A Unified, Practical, and Understandable Model of Non-transactional Consistency Levels in Distributed Replication
Guanzhou Hu, Andrea Arpaci-Dusseau, Remzi Arpaci-Dusseau
TL;DR
The paper introduces a unified, ordering-based framework for non transactional consistency in distributed replication by modeling a Shared Object Pool (SOP) where objects are registers and operations yield a DAG of acknowledged actions. Consistency semantics emerge from two constraint families: convergence constraints (SO, CPO, NPO) and relationship constraints (RT, CASL, FIFO, None), enabling a spectrum from linearizability to eventual and beyond. A Jepsen integrated checker implements the SOP model to assess real system histories from etcd, ZooKeeper, and RabbitMQ, illustrating both applicability and practical limitations. The work offers a practical toolset and design guidance for protocol designers to reason about trade offs between strong guarantees and performance/availability in cloud-era replicated storage systems.
Abstract
We present a practical model of non-transactional consistency levels in the context of distributed data replication. Unlike prior work, our simple Shared Object Pool (SOP) model defines common consistency levels in a unified framework centered around the single concept of ordering. This naturally reflects modern cloud object storage services and is thus easy to understand.
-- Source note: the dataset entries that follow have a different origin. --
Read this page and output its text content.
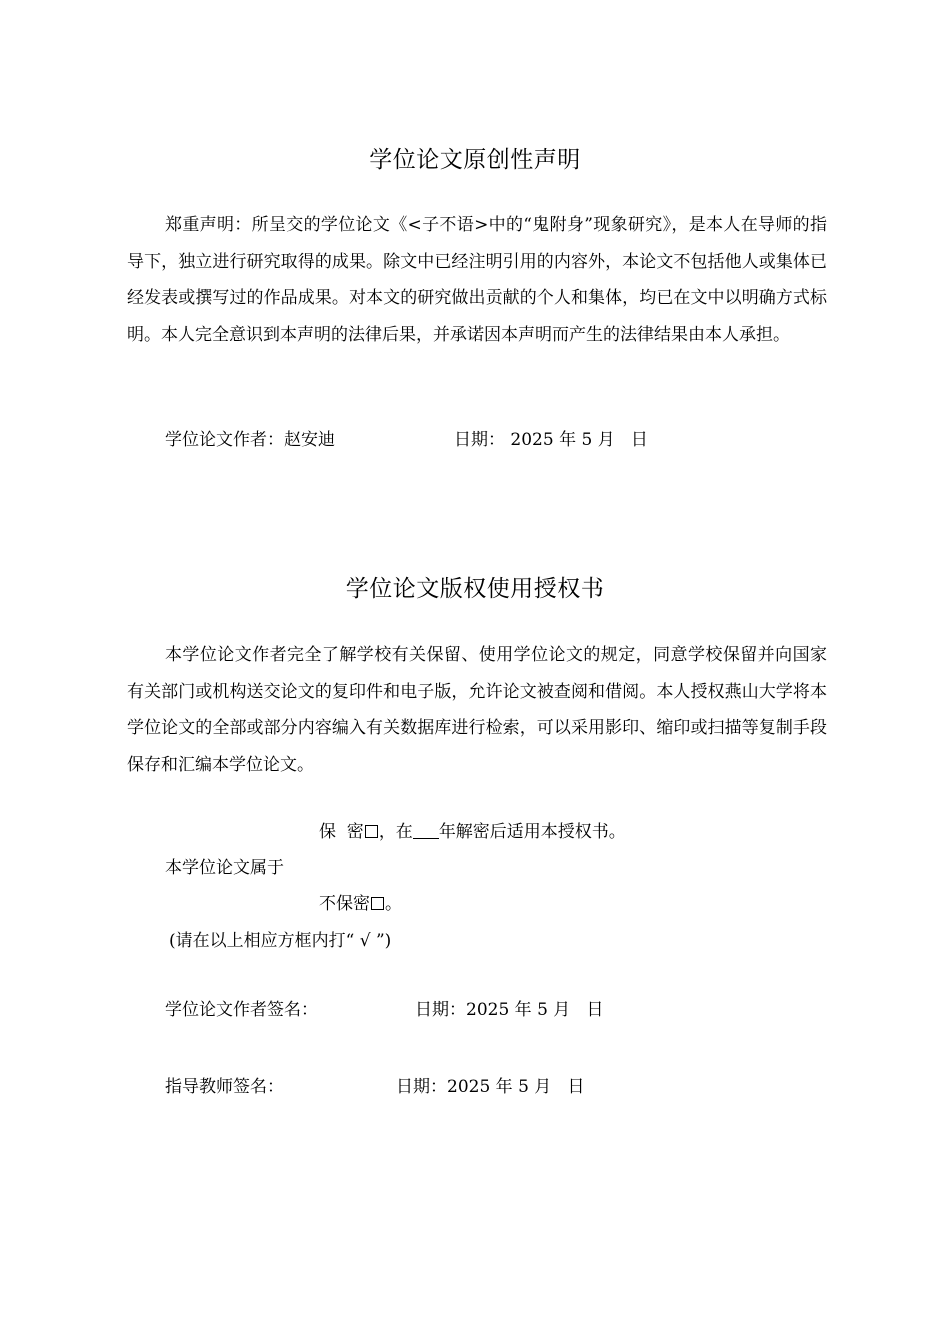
学位论文原创性声明

郑重声明：所呈交的学位论文《<子不语>中的“鬼附身”现象研究》，是本人在导师的指导下，独立进行研究取得的成果。除文中已经注明引用的内容外，本论文不包括他人或集体已经发表或撰写过的作品成果。对本文的研究做出贡献的个人和集体，均已在文中以明确方式标明。本人完全意识到本声明的法律后果，并承诺因本声明而产生的法律结果由本人承担。

学位论文作者：赵安迪	日期： 2025 年 5 月   日
学位论文版权使用授权书

本学位论文作者完全了解学校有关保留、使用学位论文的规定，同意学校保留并向国家有关部门或机构送交论文的复印件和电子版，允许论文被查阅和借阅。本人授权燕山大学将本学位论文的全部或部分内容编入有关数据库进行检索，可以采用影印、缩印或扫描等复制手段保存和汇编本学位论文。

保  密 ，在 年解密后适用本授权书。
本学位论文属于
不保密 。
(请在以上相应方框内打“ √ ”)
学位论文作者签名：	日期：2025 年 5 月   日
指导教师签名：	日期：2025 年 5 月   日
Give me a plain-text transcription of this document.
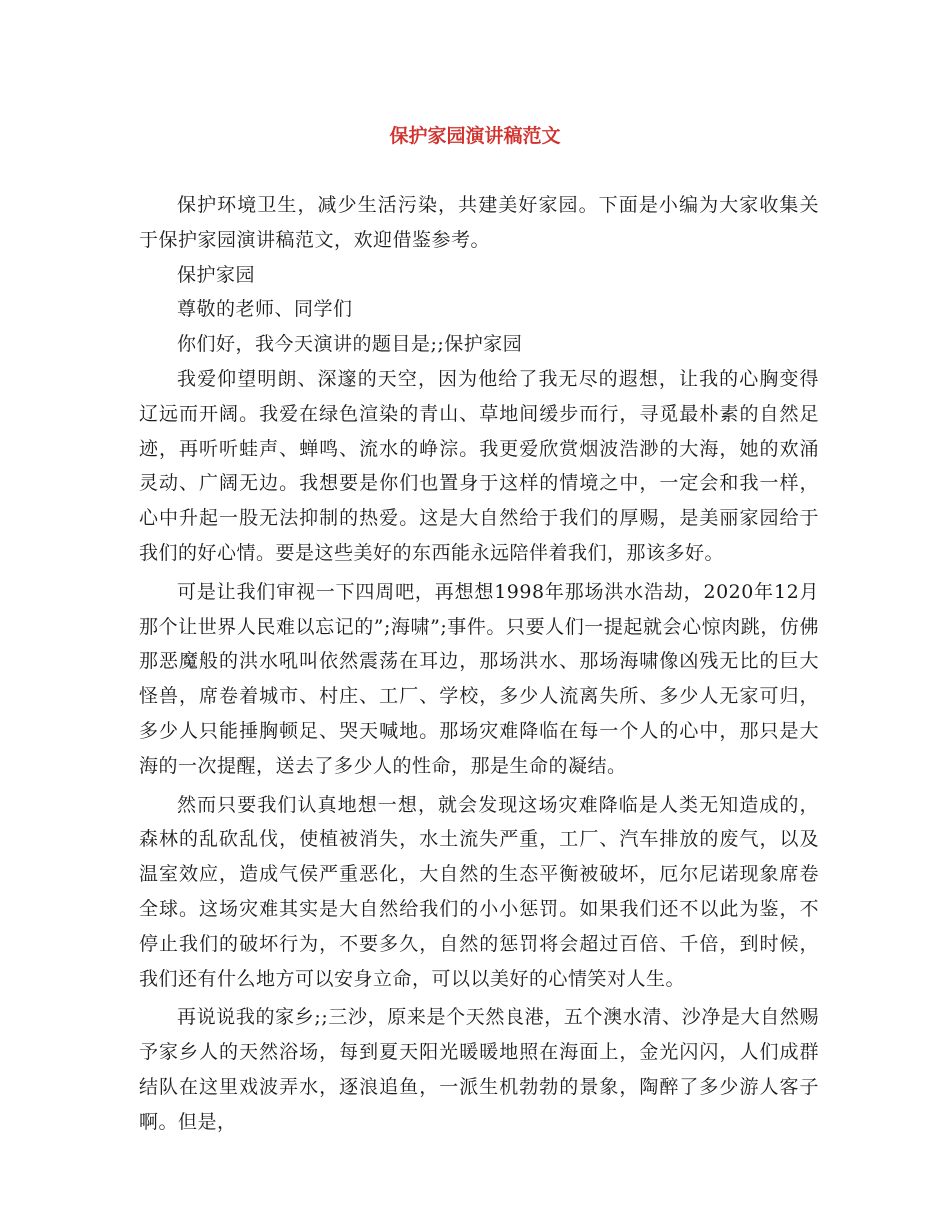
保护家园演讲稿范文

保护环境卫生，减少生活污染，共建美好家园。下面是小编为大家收集关于保护家园演讲稿范文，欢迎借鉴参考。

保护家园

尊敬的老师、同学们

你们好，我今天演讲的题目是;;保护家园

我爱仰望明朗、深邃的天空，因为他给了我无尽的遐想，让我的心胸变得辽远而开阔。我爱在绿色渲染的青山、草地间缓步而行，寻觅最朴素的自然足迹，再听听蛙声、蝉鸣、流水的峥淙。我更爱欣赏烟波浩渺的大海，她的欢涌灵动、广阔无边。我想要是你们也置身于这样的情境之中，一定会和我一样，心中升起一股无法抑制的热爱。这是大自然给于我们的厚赐，是美丽家园给于我们的好心情。要是这些美好的东西能永远陪伴着我们，那该多好。

可是让我们审视一下四周吧，再想想1998年那场洪水浩劫，2020年12月那个让世界人民难以忘记的”;海啸”;事件。只要人们一提起就会心惊肉跳，仿佛那恶魔般的洪水吼叫依然震荡在耳边，那场洪水、那场海啸像凶残无比的巨大怪兽，席卷着城市、村庄、工厂、学校，多少人流离失所、多少人无家可归，多少人只能捶胸顿足、哭天喊地。那场灾难降临在每一个人的心中，那只是大海的一次提醒，送去了多少人的性命，那是生命的凝结。

然而只要我们认真地想一想，就会发现这场灾难降临是人类无知造成的，森林的乱砍乱伐，使植被消失，水土流失严重，工厂、汽车排放的废气，以及温室效应，造成气侯严重恶化，大自然的生态平衡被破坏，厄尔尼诺现象席卷全球。这场灾难其实是大自然给我们的小小惩罚。如果我们还不以此为鉴，不停止我们的破坏行为，不要多久，自然的惩罚将会超过百倍、千倍，到时候，我们还有什么地方可以安身立命，可以以美好的心情笑对人生。

再说说我的家乡;;三沙，原来是个天然良港，五个澳水清、沙净是大自然赐予家乡人的天然浴场，每到夏天阳光暖暖地照在海面上，金光闪闪，人们成群结队在这里戏波弄水，逐浪追鱼，一派生机勃勃的景象，陶醉了多少游人客子啊。但是，
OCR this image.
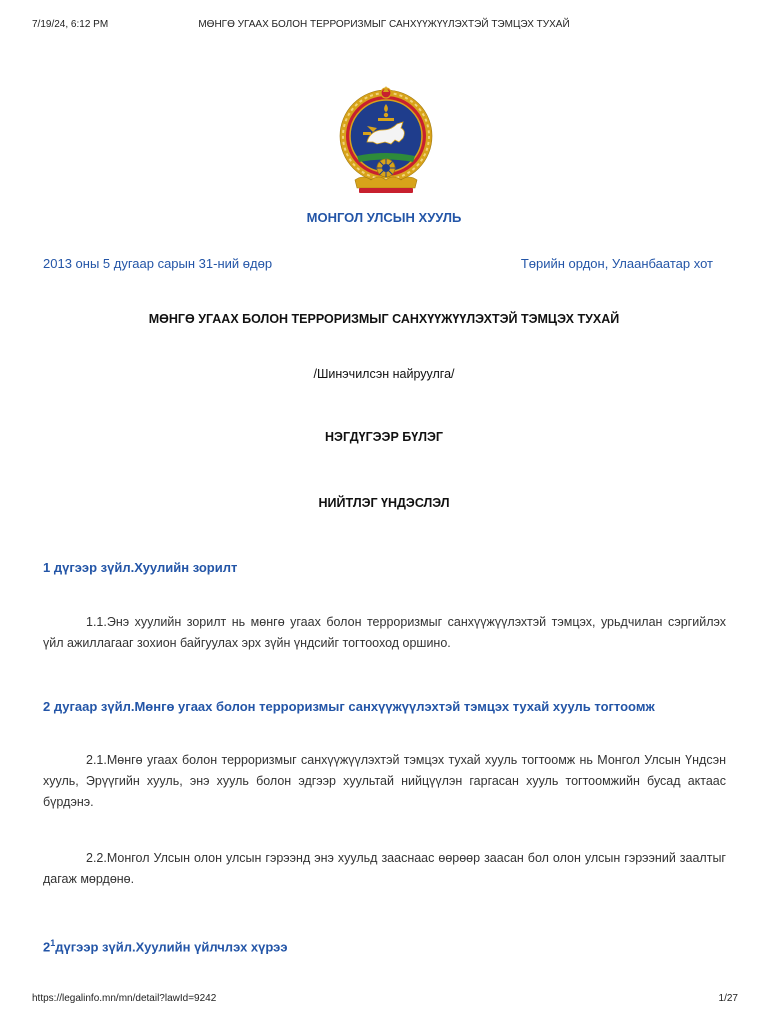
7/19/24, 6:12 PM	МӨНГӨ УГААХ БОЛОН ТЕРРОРИЗМЫГ САНХҮҮЖҮҮЛЭХТЭЙ ТЭМЦЭХ ТУХАЙ
МОНГОЛ УЛСЫН ХУУЛЬ
2013 оны 5 дугаар сарын 31-ний өдөр	Төрийн ордон, Улаанбаатар хот
МӨНГӨ УГААХ БОЛОН ТЕРРОРИЗМЫГ САНХҮҮЖҮҮЛЭХТЭЙ ТЭМЦЭХ ТУХАЙ
/Шинэчилсэн найруулга/
НЭГДҮГЭЭР БҮЛЭГ
НИЙТЛЭГ ҮНДЭСЛЭЛ
1 дүгээр зүйл.Хуулийн зорилт
1.1.Энэ хуулийн зорилт нь мөнгө угаах болон терроризмыг санхүүжүүлэхтэй тэмцэх, урьдчилан сэргийлэх үйл ажиллагааг зохион байгуулах эрх зүйн үндсийг тогтооход оршино.
2 дугаар зүйл.Мөнгө угаах болон терроризмыг санхүүжүүлэхтэй тэмцэх тухай хууль тогтоомж
2.1.Мөнгө угаах болон терроризмыг санхүүжүүлэхтэй тэмцэх тухай хууль тогтоомж нь Монгол Улсын Үндсэн хууль, Эрүүгийн хууль, энэ хууль болон эдгээр хуультай нийцүүлэн гаргасан хууль тогтоомжийн бусад актаас бүрдэнэ.
2.2.Монгол Улсын олон улсын гэрээнд энэ хуульд зааснаас өөрөөр заасан бол олон улсын гэрээний заалтыг дагаж мөрдөнө.
$2^1дүгээр$ зүйл.Хуулийн үйлчлэх хүрээ
https://legalinfo.mn/mn/detail?lawId=9242	1/27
We show that a consistency level can be intuitively defined by specifying two types of constraints on the validity of orderings allowed by the level: convergence, which bounds the lineage shape of the ordering, and relationship, which bounds the relative positions between operations. We give examples of representative protocols and systems, and discuss their availability upper bound. To further demonstrate the expressiveness and practical relevance of our model, we use it to implement a Jepsen-integrated consistency checker for the four most common levels (linearizable, sequential, causal+, and eventual); the checker analyzes consistency conformity for small-scale histories of real system runs (etcd, ZooKeeper, and RabbitMQ).